A Multi-Modal Contrastive Diffusion Model for Therapeutic Peptide Generation

TL;DR

This work tackles the challenge of generating therapeutic peptides by jointly modeling sequence and 3D structure. It introduces MMCD, a multi-modal diffusion framework that co-generates peptide sequences and backbone coordinates, guided by inter- and intra-modal contrastive learning to align modalities and discriminate therapeutic versus non-therapeutic peptides. Empirical results on AMP and ACP datasets show MMCD outperforms baselines in antimicrobial/anticancer scores, structural validity, docking performance, and diversity, with ablations confirming the importance of both Inter-CL and Intra-CL. The approach demonstrates a significant advance in peptide design by leveraging cross-modal information and contrastive signals to improve generalization and functional quality.

Abstract

Therapeutic peptides represent a unique class of pharmaceutical agents crucial for the treatment of human diseases.

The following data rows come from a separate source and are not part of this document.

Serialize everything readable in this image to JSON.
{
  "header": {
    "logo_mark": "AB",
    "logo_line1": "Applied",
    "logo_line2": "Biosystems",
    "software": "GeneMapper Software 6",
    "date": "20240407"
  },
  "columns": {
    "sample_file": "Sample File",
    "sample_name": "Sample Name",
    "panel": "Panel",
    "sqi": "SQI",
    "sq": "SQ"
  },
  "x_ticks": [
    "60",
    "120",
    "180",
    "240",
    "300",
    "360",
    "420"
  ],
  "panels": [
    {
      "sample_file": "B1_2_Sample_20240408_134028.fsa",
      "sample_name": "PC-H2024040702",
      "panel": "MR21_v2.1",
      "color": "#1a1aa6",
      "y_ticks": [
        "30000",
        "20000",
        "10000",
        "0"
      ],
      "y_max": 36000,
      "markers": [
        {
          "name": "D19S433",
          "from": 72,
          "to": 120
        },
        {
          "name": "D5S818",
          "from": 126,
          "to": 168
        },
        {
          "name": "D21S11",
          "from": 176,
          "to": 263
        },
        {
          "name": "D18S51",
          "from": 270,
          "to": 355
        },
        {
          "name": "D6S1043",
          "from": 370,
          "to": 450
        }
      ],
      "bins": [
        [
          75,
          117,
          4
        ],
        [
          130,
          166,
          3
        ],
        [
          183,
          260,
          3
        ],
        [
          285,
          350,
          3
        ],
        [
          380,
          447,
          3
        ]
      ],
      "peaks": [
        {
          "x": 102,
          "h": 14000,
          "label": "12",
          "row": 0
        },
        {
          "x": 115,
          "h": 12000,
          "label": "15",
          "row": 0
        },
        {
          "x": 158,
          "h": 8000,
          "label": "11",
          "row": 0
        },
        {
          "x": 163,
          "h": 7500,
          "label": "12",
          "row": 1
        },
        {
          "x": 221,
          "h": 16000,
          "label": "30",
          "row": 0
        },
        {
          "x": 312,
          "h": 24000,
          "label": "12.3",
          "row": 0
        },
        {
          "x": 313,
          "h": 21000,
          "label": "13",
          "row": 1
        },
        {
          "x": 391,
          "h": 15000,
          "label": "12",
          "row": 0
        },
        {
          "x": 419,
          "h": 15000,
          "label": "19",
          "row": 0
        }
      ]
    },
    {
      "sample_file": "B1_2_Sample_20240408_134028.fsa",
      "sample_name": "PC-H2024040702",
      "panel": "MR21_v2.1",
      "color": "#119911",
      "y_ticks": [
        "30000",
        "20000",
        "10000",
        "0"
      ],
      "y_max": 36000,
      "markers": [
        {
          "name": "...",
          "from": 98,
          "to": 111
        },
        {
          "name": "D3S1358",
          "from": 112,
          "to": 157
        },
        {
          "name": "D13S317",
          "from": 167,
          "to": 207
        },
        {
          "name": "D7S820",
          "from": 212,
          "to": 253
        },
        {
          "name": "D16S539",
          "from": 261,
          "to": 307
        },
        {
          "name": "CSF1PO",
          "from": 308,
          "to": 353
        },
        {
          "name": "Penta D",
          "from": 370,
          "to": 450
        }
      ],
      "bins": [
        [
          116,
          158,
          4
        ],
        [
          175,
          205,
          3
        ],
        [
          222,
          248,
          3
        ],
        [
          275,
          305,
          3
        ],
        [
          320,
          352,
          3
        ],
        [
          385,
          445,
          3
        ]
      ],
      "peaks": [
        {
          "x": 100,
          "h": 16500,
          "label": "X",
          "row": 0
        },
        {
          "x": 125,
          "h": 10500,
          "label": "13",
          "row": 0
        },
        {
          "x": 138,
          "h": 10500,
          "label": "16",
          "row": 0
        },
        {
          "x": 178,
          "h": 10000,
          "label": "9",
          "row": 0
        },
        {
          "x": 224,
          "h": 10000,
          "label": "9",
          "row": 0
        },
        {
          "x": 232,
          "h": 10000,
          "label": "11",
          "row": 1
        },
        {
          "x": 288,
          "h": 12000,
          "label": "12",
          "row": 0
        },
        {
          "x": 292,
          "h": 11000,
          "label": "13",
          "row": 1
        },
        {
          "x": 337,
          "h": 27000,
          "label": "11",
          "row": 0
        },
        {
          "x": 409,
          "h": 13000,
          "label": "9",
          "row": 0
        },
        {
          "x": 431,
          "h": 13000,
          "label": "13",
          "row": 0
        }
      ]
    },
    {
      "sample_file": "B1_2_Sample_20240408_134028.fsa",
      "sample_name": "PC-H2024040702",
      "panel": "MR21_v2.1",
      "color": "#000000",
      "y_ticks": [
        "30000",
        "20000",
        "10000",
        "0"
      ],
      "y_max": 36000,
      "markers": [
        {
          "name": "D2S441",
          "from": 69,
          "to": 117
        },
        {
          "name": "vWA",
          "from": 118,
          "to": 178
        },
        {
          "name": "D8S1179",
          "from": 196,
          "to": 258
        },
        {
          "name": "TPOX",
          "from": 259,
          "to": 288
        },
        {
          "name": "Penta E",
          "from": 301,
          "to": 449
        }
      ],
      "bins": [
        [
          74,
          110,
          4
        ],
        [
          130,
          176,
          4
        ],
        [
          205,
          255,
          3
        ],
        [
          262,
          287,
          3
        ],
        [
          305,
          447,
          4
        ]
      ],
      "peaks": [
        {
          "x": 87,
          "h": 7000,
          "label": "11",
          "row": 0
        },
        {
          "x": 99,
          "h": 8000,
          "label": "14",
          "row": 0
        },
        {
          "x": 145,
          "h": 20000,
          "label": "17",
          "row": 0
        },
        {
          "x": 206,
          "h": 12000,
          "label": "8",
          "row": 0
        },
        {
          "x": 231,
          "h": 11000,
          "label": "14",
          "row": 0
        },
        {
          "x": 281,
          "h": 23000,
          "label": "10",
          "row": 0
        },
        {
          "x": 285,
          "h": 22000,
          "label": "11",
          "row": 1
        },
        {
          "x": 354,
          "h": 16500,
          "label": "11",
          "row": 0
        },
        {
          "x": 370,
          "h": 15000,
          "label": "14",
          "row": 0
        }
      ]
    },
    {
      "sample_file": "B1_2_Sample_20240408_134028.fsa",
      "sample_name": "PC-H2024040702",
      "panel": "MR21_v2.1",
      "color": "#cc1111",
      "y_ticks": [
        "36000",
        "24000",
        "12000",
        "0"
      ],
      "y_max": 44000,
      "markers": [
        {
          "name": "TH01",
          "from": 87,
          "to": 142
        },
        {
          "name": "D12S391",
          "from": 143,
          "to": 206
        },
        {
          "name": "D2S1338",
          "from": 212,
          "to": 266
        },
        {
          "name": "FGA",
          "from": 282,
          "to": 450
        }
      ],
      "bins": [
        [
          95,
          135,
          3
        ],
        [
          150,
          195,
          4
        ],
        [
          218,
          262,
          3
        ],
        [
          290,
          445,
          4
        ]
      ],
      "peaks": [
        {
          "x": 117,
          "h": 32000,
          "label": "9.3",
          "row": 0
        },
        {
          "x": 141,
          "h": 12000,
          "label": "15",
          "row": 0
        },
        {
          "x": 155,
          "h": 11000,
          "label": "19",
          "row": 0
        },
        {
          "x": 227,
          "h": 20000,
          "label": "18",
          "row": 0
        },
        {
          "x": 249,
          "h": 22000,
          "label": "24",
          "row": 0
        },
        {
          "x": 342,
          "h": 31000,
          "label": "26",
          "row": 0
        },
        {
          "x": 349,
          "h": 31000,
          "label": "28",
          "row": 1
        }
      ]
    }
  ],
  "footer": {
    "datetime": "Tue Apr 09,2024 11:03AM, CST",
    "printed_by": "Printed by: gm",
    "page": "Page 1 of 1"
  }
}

Recently, deep generative models have exhibited remarkable potential for generating therapeutic peptides, but they only utilize sequence or structure information alone, which hinders the performance in generation. In this study, we propose a Multi-Modal Contrastive Diffusion model (MMCD), fusing both sequence and structure modalities in a diffusion framework to co-generate novel peptide sequences and structures. Specifically, MMCD constructs the sequence-modal and structure-modal diffusion models, respectively, and devises a multi-modal contrastive learning strategy with intercontrastive and intra-contrastive in each diffusion timestep, aiming to capture the consistency between two modalities and boost model performance. The inter-contrastive aligns sequences and structures of peptides by maximizing the agreement of their embeddings, while the intra-contrastive differentiates therapeutic and non-therapeutic peptides by maximizing the disagreement of their sequence/structure embeddings simultaneously. The extensive experiments demonstrate that MMCD performs better than other state-of-theart deep generative methods in generating therapeutic peptides across various metrics, including antimicrobial/anticancer score, diversity, and peptide-docking.

Figures (4)

• Figure 1: Overview of the MMCD. MMCD consists of a diffusion model for the peptide sequence-structure co-generation and multi-modal contrastive learning (CL). The diffusion model involves a forward process ($q(\cdot|\cdot)$) for adding noise and a reverse process ($p(\cdot|\cdot)$) for denoising at each timestep $t$. The reverse process utilizes a transformer encoder (or EGNN) to extract embeddings from sequences $S$ (or structures $C$), and a sequence (or structure)-based MLP to map embeddings to the marginal distribution (or Gaussian) noise. The multi-modal CL includes an Inter-CL and an Intra-CL, which aims to align sequence and structure embeddings, and differentiate therapeutic and non-therapeutic peptide embeddings.
• Figure 2: (a) The sample ratio under different sequence lengths in the AMP dataset, where the red line is the average ratio. (b) The similarity and RMSD scores of MMCD and baselines across different sequence lengths.
• Figure 3: (a) The t-SNE for structure and sequence embeddings of therapeutic peptides (AMP data) obtained from MMCD (w/o Inter-CL) and MMCD. (b) The t-SNE for embeddings (including structures and sequences) of therapeutic (AMP) and non-therapeutic (non-AMP) peptides obtained from MMCD (w/o Intra-CL) and MMCD.
• Figure 4: Docking analysis (interactive visualization between target protein and peptides) of the reference and generated structures by MMCD and baselines. Thick lines represent the residues of peptides, and the thin lines show the binding residues for protein-peptide complexes.